First fix: bundle Noto Sans Symbols 2 as a fallback. Bug: Noto Sans Symbols 2's cmap doesn't actually contain U+2190+ arrows (we verified by parsing the TTF cmap table directly). Real fix: switched to Noto Sans Math, which covers arrows, math operators, and dingbats in a single ~1.2 MB font. Arrow round-trip went from broken → 1:1.

Colors — where we got stuck

PDF color extraction is operator-stream parsing: walk the content stream, track the current fill color across rg / RG ops, and apply it to the next text-show operation. Straightforward in principle.

What broke us: pdfjs inserts synthetic empty hasEOL items between content items in textContent.items. Our color extractor was indexing ops 1:1 with items, drifting by one every time it hit an EOL marker. The result: colors applied to the wrong spans of text.

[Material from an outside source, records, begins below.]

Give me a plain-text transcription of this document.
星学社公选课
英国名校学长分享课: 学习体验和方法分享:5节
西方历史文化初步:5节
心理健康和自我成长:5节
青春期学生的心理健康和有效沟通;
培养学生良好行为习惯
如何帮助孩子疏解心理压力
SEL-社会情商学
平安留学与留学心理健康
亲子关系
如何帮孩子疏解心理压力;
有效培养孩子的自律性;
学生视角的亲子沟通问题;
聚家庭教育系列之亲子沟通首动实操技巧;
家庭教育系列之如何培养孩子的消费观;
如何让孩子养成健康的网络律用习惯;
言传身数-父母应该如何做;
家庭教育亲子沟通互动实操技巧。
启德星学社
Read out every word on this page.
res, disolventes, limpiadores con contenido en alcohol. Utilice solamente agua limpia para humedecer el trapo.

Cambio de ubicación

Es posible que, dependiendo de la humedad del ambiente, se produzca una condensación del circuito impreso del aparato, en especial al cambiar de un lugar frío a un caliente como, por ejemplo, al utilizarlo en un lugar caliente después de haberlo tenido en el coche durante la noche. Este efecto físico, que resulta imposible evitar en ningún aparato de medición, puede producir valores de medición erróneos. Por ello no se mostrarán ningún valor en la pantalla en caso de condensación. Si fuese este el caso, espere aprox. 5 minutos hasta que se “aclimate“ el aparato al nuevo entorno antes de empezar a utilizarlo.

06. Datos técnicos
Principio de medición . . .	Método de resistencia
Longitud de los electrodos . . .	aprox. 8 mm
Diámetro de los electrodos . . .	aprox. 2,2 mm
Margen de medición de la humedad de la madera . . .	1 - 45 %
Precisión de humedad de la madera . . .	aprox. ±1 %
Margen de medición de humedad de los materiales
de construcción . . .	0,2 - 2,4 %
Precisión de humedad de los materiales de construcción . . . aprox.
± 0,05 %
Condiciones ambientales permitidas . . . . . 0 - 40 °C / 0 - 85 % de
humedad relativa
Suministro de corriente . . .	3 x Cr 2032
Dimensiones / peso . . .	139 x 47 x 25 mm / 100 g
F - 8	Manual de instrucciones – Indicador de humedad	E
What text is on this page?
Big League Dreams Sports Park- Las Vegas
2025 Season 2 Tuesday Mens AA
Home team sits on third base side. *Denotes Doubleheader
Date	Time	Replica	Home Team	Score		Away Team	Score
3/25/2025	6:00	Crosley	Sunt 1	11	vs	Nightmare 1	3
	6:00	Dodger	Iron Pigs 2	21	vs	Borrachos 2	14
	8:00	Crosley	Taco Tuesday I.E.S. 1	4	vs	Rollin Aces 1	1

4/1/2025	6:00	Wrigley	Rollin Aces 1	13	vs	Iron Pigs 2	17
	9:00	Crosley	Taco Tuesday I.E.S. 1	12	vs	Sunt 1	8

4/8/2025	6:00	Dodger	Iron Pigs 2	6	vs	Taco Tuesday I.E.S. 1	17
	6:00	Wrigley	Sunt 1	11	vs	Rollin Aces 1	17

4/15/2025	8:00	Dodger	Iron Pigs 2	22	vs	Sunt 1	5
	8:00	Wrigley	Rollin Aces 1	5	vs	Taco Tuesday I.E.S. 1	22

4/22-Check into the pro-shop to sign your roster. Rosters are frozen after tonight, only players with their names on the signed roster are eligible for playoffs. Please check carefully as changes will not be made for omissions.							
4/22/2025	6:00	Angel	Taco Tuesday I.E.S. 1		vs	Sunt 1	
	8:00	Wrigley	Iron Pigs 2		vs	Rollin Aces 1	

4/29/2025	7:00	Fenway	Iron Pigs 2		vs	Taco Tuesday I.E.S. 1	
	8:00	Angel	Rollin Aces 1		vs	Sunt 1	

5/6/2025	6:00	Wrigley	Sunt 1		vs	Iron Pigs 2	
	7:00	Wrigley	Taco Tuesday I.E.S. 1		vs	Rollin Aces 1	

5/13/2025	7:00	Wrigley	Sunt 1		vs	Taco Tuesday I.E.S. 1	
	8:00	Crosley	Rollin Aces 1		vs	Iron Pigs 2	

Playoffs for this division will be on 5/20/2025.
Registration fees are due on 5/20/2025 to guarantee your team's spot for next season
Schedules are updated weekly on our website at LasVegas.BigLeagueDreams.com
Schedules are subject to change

// Wrong: indexes drift on EOL items
items.forEach((item, i) => {
  applyColor(item, opShowColors[i]);
});

// Right: separate iteration over real content items
let opIdx = 0;
items.forEach(item => {
  if (item.str === "") return; // EOL marker, skip
  applyColor(item, opShowColors[opIdx++]);
});

That fix recovered most colors. Two specific shades remain stubborn — #993C1D and #993556 (callout colors used in one specific tax form). We've deferred those; not worth chasing for 0.001% of real-world docs.

The lesson, repeatedly: PDF is a presentation format, not a structure format. Recovering structure from PDF is an inference exercise — heuristics with measured accuracy, not deterministic parsing. Measure first, optimise the worst- performing heuristic, ship, then measure again.

Current scoreboard

  • Body words: 100%
  • Headings: 92%
  • Bold runs: 104%
  • Italic runs: 89%
  • Tables: 100% (of typed grid + borderless)
  • List items: 100%
  • Arrows / math symbols: 1:1

The remaining work is mostly diminishing returns — a few rare-font cases, the two stubborn callout colors. The next big lift is OCR-aware conversion: handling scanned PDFs as input to PDF→Word without a manual two-step. That's where Tesseract integration with the conversion pipeline lives.